Smart sensors and granular data mean we can provide real-time operational intelligence to not only reduce the risk of cargo theft and spoilage, but also document compliance with regulations and drive operational efficiencies that benefit everyone, from manufacturers and shippers to the end consumers.
For many, additional possibilities come to life when you realize that, rather than scrap all your existing, limited capabilities in favor of some brand new system, you can create new visibility by integrating and strategically augmenting many capabilities you already have.
For instance, nearly every tractor-trailer on the highway today is equipped with a telematics device to track location and driver behavior, a separate system to monitor container location, a third system for cargo temperature, and a security system to protect the cargo from theft or tampering. That's a lot of duplication of systems and services for what remains silos of uncoordinated insight.
What if we instead choose to fold in point solutions and targeted capabilities together with larger "system of systems" integrations that create more sophisticated outcomes—like the difference between assisted braking and full autonomous drive?
That analogy is not random. Tesla took years of laying sensors, telematics, actuators, and other infrastructure into its vehicles—the cars were preemptively designed to operate and engage these sophisticated systems that wouldn't be enabled for more than a year into the future.
That point in the future came when Tesla finally downloaded its first AutoPilot program to users who—literally overnight—were able to suddenly enable new capabilities from latent technology.

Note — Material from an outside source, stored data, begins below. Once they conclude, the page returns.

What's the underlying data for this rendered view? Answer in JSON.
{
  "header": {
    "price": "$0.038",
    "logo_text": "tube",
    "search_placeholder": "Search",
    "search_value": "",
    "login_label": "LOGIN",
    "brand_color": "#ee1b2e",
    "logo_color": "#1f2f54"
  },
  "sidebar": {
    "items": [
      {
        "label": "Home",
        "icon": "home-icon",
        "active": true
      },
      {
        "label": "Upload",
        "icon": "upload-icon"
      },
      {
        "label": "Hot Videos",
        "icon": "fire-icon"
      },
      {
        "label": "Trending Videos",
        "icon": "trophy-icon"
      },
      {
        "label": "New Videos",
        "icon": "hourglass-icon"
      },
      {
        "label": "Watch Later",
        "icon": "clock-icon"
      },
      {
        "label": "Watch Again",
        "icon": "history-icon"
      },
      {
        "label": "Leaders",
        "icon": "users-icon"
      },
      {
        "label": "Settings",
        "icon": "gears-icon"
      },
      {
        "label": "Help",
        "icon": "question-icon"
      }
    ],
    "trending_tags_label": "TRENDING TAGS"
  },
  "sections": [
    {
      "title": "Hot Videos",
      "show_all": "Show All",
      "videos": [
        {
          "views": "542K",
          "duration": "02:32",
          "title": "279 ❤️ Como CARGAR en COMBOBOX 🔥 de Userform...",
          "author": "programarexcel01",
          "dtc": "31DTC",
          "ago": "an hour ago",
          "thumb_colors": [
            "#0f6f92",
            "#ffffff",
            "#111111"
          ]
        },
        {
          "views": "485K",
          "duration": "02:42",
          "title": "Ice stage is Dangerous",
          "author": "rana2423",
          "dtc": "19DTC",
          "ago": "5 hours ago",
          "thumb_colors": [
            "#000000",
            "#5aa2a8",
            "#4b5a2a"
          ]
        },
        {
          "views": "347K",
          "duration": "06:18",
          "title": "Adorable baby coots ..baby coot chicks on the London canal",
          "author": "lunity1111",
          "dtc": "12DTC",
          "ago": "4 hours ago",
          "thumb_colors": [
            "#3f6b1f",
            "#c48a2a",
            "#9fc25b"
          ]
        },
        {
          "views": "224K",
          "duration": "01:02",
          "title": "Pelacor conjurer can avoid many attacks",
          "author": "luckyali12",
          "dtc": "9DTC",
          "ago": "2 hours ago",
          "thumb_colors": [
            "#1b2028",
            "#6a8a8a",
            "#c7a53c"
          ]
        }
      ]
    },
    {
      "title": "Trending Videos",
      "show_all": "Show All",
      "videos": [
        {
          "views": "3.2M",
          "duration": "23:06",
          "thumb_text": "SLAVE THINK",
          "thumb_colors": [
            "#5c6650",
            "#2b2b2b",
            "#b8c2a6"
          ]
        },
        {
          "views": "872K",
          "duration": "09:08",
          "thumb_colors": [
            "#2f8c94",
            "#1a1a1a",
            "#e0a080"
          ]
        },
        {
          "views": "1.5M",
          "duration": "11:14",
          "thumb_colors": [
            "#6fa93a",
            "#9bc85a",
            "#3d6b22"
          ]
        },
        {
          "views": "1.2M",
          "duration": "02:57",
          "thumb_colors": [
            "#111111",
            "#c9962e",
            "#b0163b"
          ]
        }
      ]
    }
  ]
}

Now that we realize we're not starting from scratch, how do we make this transition while keeping our business running? First, focus on the most flexible and scalable infrastructure or technology platform, and then capture the right data input and service capabilities for the business or use case as needed.
Think back to our tractor trailer example: We're faced with having to pick the best system—perhaps see whose contract is up for renewal, or whose existing infrastructure is most interoperable—and weigh everything as a business decision with the best ROI. Then introduce the right applications, micro-services, and management systems that allow you to streamline all the data and touch points throughout your supply chain.